Firenze – Per i Dirigenti Scolastici toscani ci sono troppe cose che non quadrano. Lo hanno comunicato con la manifestazione del 4 dicembre scorso e lo ribadiscono oggi in un presidio davanti alla prefettura, organizzato da FLC Cgil Toscana, Cisl Scuola e Anp.

Il loro profilo professionale è “strategicamente fondamentale”, secondo Alessandro Rapezzi, segretario regionale FLC, e pertanto deve essere adeguatamente sostenuto anche dal punto di vista economico: “Ci sono sempre più compiti da svolgere e sempre meno risorse“. Infatti i presidi fino al 2012 avevano diritto alla RIA, la retribuzione annuale di anzianità, una quota aggiuntiva che teneva conto della carriera svolta – con cifre che potevano arrivare anche a 900 euro. Da due anni a questa parte, è il Ministero Economia e Finanza a tenersi questa integrazione, mantenendo di fatto gli stipendi bloccati: “I nostri incontri con il Ministero dell’Istruzione non sono serviti a niente”.

Inoltre i Dirigenti chiedono chiarezza sul concorso del 2011 annullato, per responsabilità dell’amministrazione, e indetto nuovamente, tuttavia senza ancora giungere a una conclusione: “Siamo al secondo commissario che viene sostituito, e non sappiamo nemmeno in che modo si svolgeranno le prove”.

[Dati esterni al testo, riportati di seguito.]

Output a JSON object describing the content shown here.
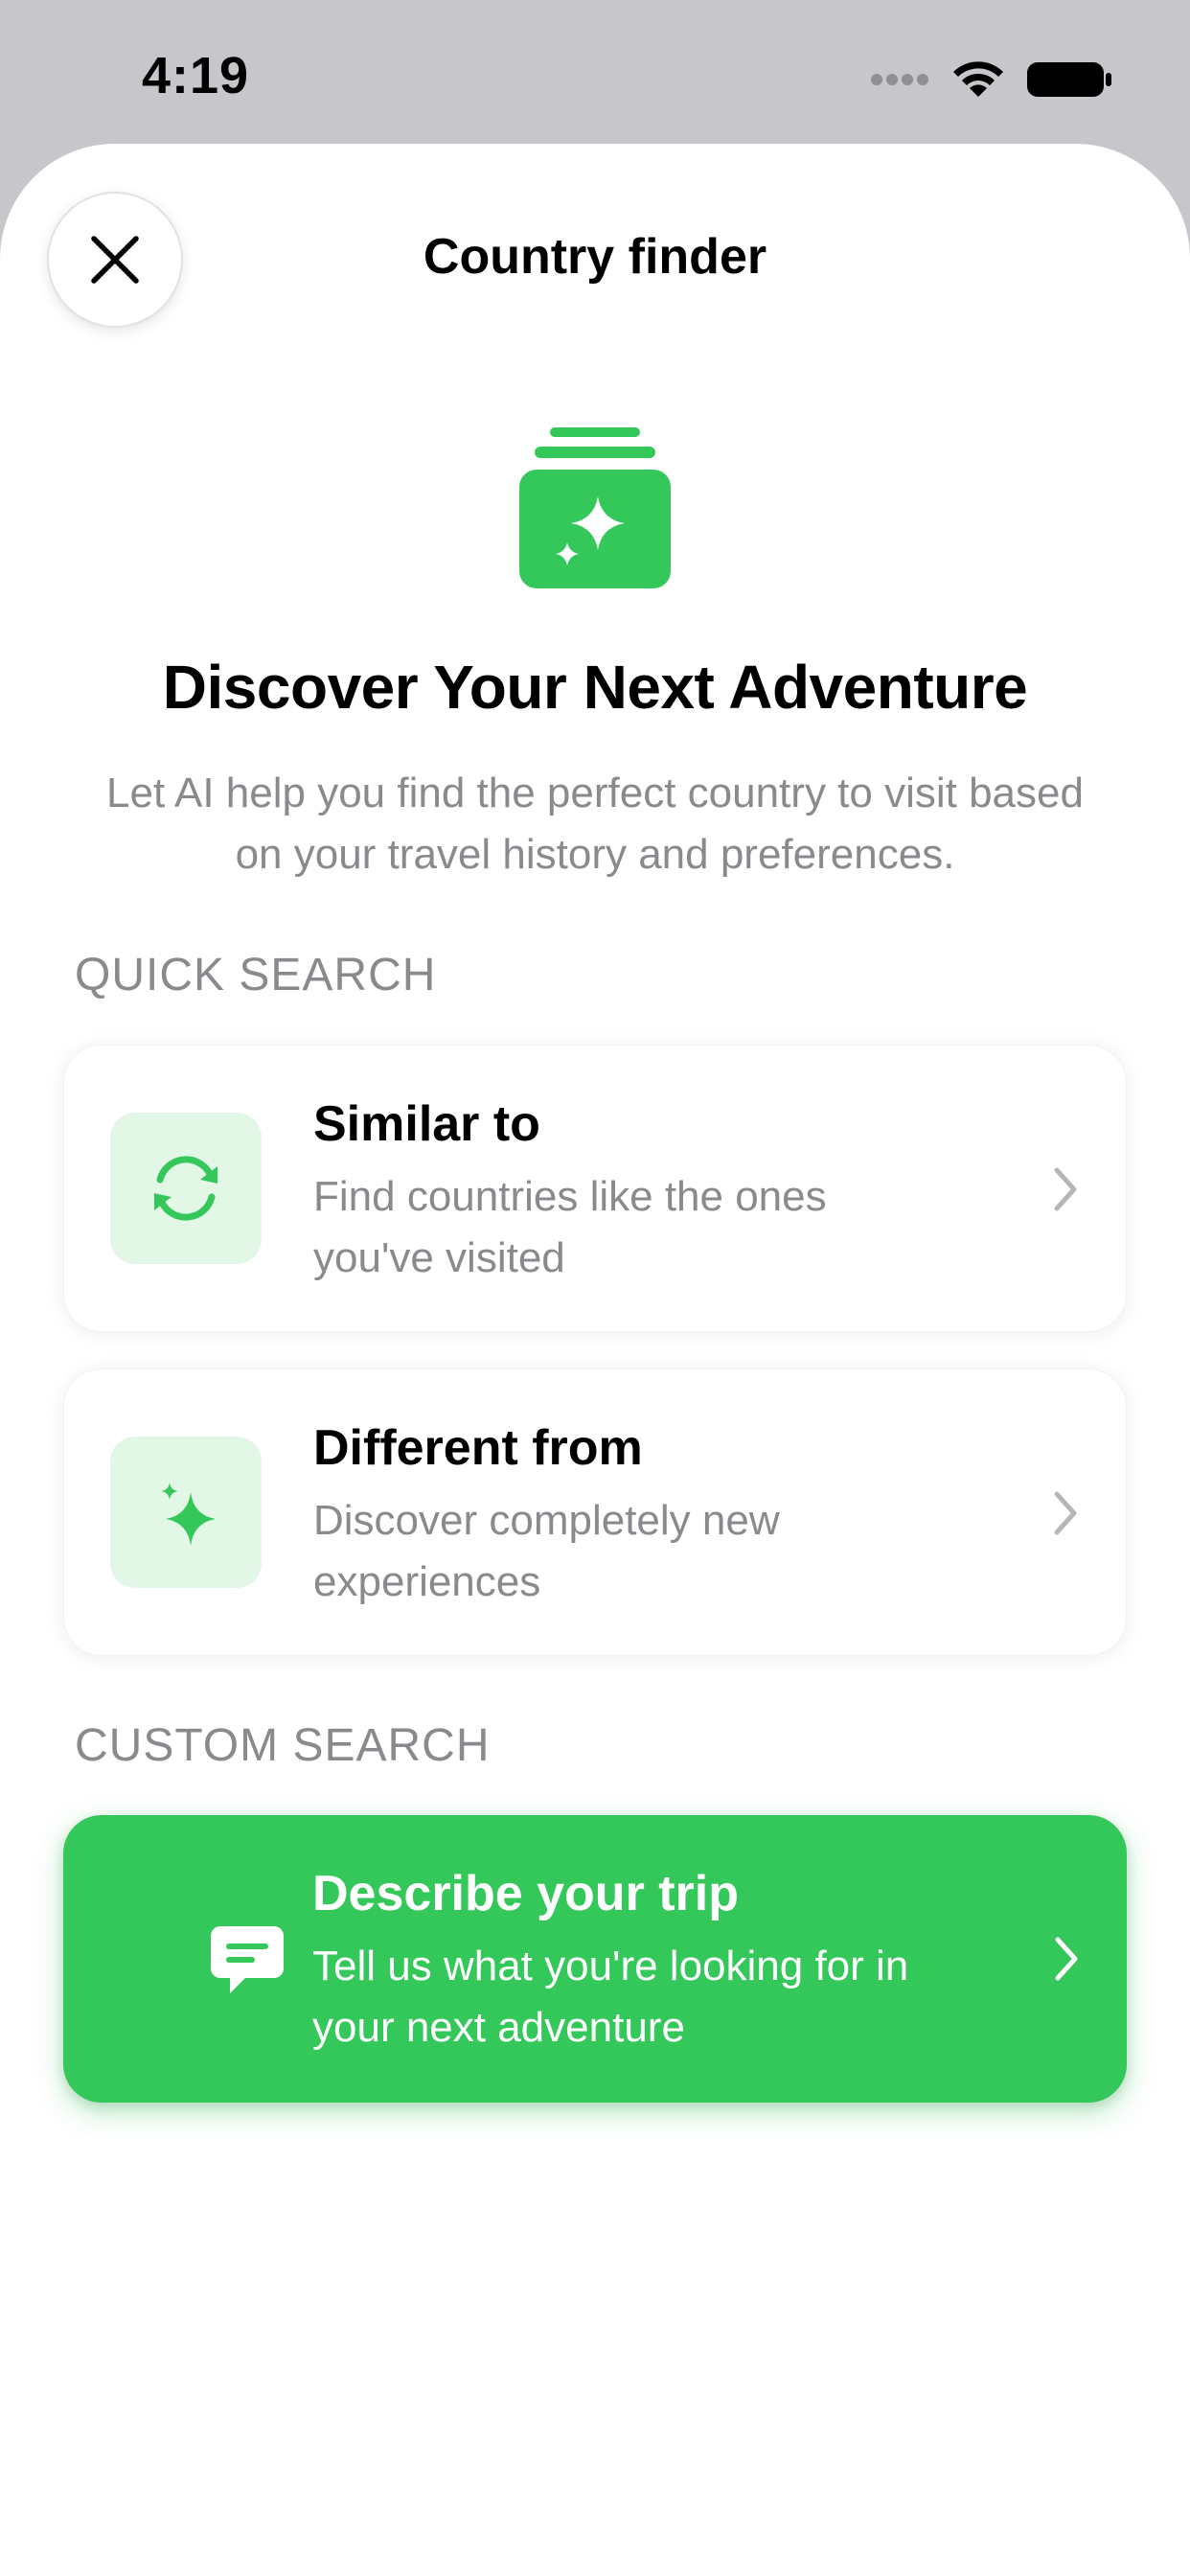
{
  "status_bar": {
    "time": "4:19"
  },
  "header": {
    "title": "Country finder"
  },
  "hero": {
    "title": "Discover Your Next Adventure",
    "subtitle": "Let AI help you find the perfect country to visit based on your travel history and preferences."
  },
  "quick_search": {
    "label": "QUICK SEARCH",
    "items": [
      {
        "title": "Similar to",
        "description": "Find countries like the ones you've visited",
        "icon": "refresh-icon"
      },
      {
        "title": "Different from",
        "description": "Discover completely new experiences",
        "icon": "sparkles-icon"
      }
    ]
  },
  "custom_search": {
    "label": "CUSTOM SEARCH",
    "item": {
      "title": "Describe your trip",
      "description": "Tell us what you're looking for in your next adventure",
      "icon": "chat-bubble-icon"
    }
  },
  "colors": {
    "accent": "#34c759",
    "accent_light": "#e3f7e7",
    "secondary_text": "#8a8a8e",
    "backdrop": "#c6c6cb"
  }
}
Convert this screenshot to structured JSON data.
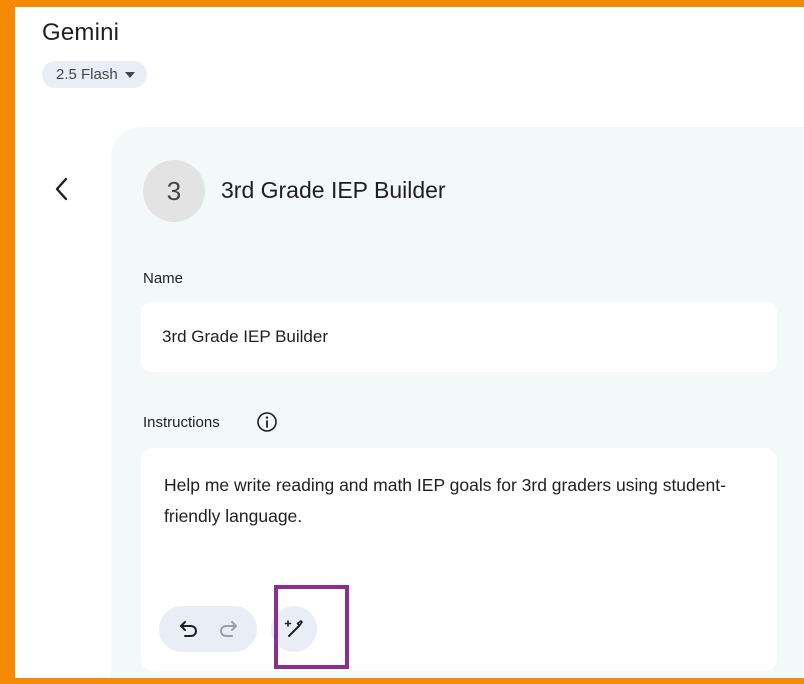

La situazione toscana è sempre più complessa. Le scuole vengono accorpate tra loro, le condizioni di lavoro diventano più impegnative. Su un totale di 491 scuole, in 104 sono in reggenza: questo significa un aumento considerevole di responsabilità. Oltre a ciò, spiegano i manifestanti, in futuro la regione rischia di trovarsi con la metà delle scuole senza dirigente scolastico se nel frattempo non si completerà – si prevede nel settembre 2016 – il nuovo concorso parzialmente annullato in precedenza. Sono 135 gli idonei al concorso in attesa che venga indetto, forse questa primavera.

Da 15 mesi la Toscana manca di una figura essenziale per la gestione dell’Amministrazione scolastica: il direttore scolastico regionale. “Non esiste un piano di formazione per il personale e le relative risorse, esistono problemi di organico nelle scuole, sia per il personale docente che ATA, dovrebbe essere varato il piano di autovalutazione, si dovrebbero garantire scuole sicure e ambienti salubri…” e intanto si parla di Buona Scuola.

I dirigenti stamattina hanno chiesto un incontro con il Prefetto per essere ascoltati e aprire un tavolo di trattativa.